David Bowie in The Man Who Fell to Earth. Photo: Supplied
Iggy Pop, whose solo recording career began with two albums produced by David Bowie, has said in an interview that he had still not fully processed Bowie's death, at 69, on January 10.
"The friendship was basically that this guy salvaged me from certain professional and maybe personal annihilation - simple as that," said Pop, who is 68. "A lot of people were curious about me, but only he was the one who had enough truly in common with me, and who actually really liked what I did and could get on board with it, and who also had decent enough intentions to help me out. He did a good thing."
He added, "He resurrected me."
Pop reflected: "He was more of a benefactor than a friend in a way most people think of friendship. He went a bit out of his way to bestow some good karma on me."
They had lost touch after 2002, when Bowie hoped to sign Pop to his new record label - he was under contract elsewhere - and schedule conflicts prevented Pop from performing at the Meltdown festival in London that Bowie was curating.
Iggy Pop at the Sebel Townhouse in Sydney in 1979.
Pop met Bowie in 1971, a period of excess when "we were all pretty bad but he was at least viable," Pop said. In 1976, Bowie invited Pop to travel along with him as a "fly on the wall" on the tour following the release of Bowie's album "Station to Station." Onstage, Bowie portrayed his Thin White Duke character while flooded in white light.
"He was really disciplined," Pop said. "That was at a time when it might be 700 people in Albuquerque, it might be 15,000 at the Garden, it might be 300 people in Zurich, etc. He did a great show every night. I don't care where it was."
After the tour, Bowie produced Pop's 1977 solo debut album, The Idiot, while travelling in France and Germany and working together on songs - often with Bowie providing music and perhaps a title and Pop completing it with melodies and lyrics. "He subsumed my personality, lyrically, on that first album," Pop said. He compared Bowie with the character in George Bernard Shaw's Pygmalion and the musical My Fair Lady.
David Bowie in Nicolas Roeg's 1976 film 'The Man Who Fell To Earth'. Photo: Courtesy Rialto Pictures/Studio
At times, Pop said, it was like having "Professor Higgins say to you: 'Young man, please, you are from the Detroit area. I think you should write a song about mass production." (He did: Mass Production.)

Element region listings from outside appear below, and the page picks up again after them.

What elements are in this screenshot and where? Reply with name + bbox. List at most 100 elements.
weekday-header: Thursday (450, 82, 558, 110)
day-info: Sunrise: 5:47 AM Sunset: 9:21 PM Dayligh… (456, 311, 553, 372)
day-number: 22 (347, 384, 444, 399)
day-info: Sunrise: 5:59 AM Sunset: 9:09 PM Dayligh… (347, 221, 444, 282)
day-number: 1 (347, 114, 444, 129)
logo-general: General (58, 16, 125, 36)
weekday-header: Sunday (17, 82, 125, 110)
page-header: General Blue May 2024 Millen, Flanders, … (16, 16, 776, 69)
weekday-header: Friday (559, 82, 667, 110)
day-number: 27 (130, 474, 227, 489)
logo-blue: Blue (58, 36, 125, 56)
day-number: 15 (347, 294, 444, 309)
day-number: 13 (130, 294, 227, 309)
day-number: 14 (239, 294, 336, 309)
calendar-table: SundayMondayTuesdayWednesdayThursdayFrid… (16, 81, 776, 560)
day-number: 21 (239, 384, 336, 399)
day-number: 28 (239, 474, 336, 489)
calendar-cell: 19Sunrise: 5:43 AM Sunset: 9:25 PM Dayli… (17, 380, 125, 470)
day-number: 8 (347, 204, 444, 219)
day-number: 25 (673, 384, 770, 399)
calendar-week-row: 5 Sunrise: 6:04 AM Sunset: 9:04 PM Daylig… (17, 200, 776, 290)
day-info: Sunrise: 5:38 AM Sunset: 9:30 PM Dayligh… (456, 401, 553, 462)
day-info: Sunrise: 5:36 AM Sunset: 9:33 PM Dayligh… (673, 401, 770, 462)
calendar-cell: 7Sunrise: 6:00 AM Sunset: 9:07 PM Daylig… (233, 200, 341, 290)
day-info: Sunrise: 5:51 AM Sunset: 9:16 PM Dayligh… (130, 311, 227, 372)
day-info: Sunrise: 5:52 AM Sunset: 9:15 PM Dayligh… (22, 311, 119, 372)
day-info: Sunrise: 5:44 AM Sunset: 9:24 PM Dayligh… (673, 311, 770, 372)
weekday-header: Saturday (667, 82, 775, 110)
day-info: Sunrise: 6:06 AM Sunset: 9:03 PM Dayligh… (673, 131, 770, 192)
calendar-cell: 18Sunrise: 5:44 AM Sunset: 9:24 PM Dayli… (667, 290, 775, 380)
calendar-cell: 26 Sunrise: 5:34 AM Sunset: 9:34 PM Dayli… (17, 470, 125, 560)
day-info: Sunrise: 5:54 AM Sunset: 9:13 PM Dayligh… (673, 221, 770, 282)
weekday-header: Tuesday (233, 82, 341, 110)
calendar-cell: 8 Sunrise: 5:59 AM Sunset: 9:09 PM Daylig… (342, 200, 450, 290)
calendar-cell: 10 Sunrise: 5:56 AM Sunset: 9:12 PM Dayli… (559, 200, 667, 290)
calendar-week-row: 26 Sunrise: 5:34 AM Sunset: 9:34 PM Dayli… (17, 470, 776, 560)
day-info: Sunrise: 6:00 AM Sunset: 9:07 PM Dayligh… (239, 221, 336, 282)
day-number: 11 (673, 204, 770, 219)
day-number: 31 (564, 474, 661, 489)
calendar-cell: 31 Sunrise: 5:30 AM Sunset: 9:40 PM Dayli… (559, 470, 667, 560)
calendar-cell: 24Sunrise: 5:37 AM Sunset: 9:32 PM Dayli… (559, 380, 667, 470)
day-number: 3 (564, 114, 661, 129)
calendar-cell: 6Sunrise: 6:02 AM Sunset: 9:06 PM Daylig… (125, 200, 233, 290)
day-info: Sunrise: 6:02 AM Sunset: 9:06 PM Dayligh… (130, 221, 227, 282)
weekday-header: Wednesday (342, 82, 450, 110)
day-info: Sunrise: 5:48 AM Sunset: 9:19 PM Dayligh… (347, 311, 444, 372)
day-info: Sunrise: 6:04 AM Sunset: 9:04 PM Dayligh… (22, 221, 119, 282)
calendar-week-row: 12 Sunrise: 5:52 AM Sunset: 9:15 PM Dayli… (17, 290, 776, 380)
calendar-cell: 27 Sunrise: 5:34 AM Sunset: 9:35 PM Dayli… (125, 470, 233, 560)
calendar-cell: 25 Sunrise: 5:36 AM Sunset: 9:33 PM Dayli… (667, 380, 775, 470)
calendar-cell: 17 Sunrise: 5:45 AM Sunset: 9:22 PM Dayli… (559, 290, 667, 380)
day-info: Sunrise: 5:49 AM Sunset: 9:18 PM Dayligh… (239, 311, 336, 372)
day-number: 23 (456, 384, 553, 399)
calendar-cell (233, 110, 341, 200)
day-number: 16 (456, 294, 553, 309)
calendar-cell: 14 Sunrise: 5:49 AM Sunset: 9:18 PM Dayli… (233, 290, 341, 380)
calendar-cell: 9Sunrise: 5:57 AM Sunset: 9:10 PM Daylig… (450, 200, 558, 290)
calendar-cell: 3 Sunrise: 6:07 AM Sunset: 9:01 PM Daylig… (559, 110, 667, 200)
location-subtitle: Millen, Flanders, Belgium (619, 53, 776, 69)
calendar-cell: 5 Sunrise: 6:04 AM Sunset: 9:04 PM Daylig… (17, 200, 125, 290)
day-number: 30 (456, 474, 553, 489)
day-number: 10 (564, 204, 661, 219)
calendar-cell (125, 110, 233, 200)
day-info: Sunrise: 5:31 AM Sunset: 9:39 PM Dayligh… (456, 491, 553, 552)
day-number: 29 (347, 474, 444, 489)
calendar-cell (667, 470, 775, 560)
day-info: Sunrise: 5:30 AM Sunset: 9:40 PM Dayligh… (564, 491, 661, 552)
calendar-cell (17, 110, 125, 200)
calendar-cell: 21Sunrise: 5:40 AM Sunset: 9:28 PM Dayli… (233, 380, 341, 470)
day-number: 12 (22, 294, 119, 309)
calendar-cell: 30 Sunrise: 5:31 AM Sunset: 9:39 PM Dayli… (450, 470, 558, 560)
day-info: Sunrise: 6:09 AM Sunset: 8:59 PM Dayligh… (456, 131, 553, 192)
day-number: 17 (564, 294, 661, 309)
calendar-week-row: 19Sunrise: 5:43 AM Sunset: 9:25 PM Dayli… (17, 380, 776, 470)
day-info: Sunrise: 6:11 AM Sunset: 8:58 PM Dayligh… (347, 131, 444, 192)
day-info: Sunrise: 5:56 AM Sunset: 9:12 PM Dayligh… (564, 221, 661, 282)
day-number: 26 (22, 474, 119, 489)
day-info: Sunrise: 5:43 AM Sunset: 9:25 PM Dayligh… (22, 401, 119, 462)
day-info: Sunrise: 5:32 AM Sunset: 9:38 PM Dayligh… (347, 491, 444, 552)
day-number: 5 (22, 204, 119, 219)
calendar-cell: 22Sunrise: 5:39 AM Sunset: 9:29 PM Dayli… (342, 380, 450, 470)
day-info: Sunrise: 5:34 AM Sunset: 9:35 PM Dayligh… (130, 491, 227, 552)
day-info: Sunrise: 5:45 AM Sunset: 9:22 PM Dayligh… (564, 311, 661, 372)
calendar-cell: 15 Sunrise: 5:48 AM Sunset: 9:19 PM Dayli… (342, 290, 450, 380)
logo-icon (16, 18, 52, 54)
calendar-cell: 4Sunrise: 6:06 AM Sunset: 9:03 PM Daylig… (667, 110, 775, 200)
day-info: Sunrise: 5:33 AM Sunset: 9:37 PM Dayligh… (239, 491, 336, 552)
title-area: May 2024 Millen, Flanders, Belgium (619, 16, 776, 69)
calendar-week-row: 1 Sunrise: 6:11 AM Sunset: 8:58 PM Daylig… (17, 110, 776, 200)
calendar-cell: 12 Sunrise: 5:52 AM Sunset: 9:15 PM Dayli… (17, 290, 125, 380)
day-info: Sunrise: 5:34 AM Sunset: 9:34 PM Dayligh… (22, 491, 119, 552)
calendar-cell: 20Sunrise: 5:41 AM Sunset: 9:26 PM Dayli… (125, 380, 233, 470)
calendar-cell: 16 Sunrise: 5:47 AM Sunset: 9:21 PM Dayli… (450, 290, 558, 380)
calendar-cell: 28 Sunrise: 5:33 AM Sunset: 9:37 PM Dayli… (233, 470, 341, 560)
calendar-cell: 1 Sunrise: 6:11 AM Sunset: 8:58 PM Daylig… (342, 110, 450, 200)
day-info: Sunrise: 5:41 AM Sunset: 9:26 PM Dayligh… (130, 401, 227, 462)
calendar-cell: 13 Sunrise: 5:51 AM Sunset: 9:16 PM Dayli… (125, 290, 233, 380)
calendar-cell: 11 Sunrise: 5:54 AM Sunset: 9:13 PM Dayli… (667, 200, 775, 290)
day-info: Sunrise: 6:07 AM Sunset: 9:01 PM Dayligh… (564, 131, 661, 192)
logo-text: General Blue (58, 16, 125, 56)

Pop's Nightclubbing, a song on The Idiot that reflected post-concert club excursions across Europe with Bowie, was recorded with a cheap synthesizer and an early drum machine, the only equipment available after a recording session had been packed up. "He said, 'I can't put out a record with that,'" Pop recalled. "I said, 'But I can.' And he smiled, and he realised this was a playground for him. I always tried to encourage his worst impulses in those directions. I was a fan."
When Bowie moved to Berlin, Pop occupied a room in Bowie's apartment there "over the auto parts store," he said. The title song for Pop's next album, Lust for Life, germinated in that apartment.
Pop and Bowie, seated on the floor - they had decided chairs were not natural - were waiting for the Armed Forces Network telecast of Starsky & Hutch. The network started shows with a call signal that, Pop said, went "beep beep beep, beep beep beep beep, beep beep beep," the rhythm, which is also like a Motown beat, that was the foundation for Lust for Life. Pop recalled, "He wrote the (chord) progression on ukulele, and he said, 'Call it Lust for Life, write something up."
Bowie "saw me sometimes, when he wanted to voice it that way, as a modern Beat or a modern Dostoyevsky character or a modern van Gogh," Pop said. "But he also knew I'm a hick from the sticks at heart."
Iggy Pop performs at the Big Day Out in Melbourne, 2011. Photo: Paul Rovere
By contrast, Bowie was "worldly," Pop said. "I learned things that I still use today. I met the Beatles and the Stones, and this one and that one, and this actress and this actor and all these powerful people through him. And I watched. And every once in a while, now at least, I'm a little less rustic when I have to deal with those people."
Bowie made a point of visiting Pop's parents in Detroit, where they were living in a trailer. "He came to my parents' trailer, and the neighbours were so frightened of the car and the bodyguard they called the police," Pop said. "My father's a very wonderful man, and he said, 'Thank you for what you're doing for my son.' I thought: Shut up, Dad. You're making me look uncool."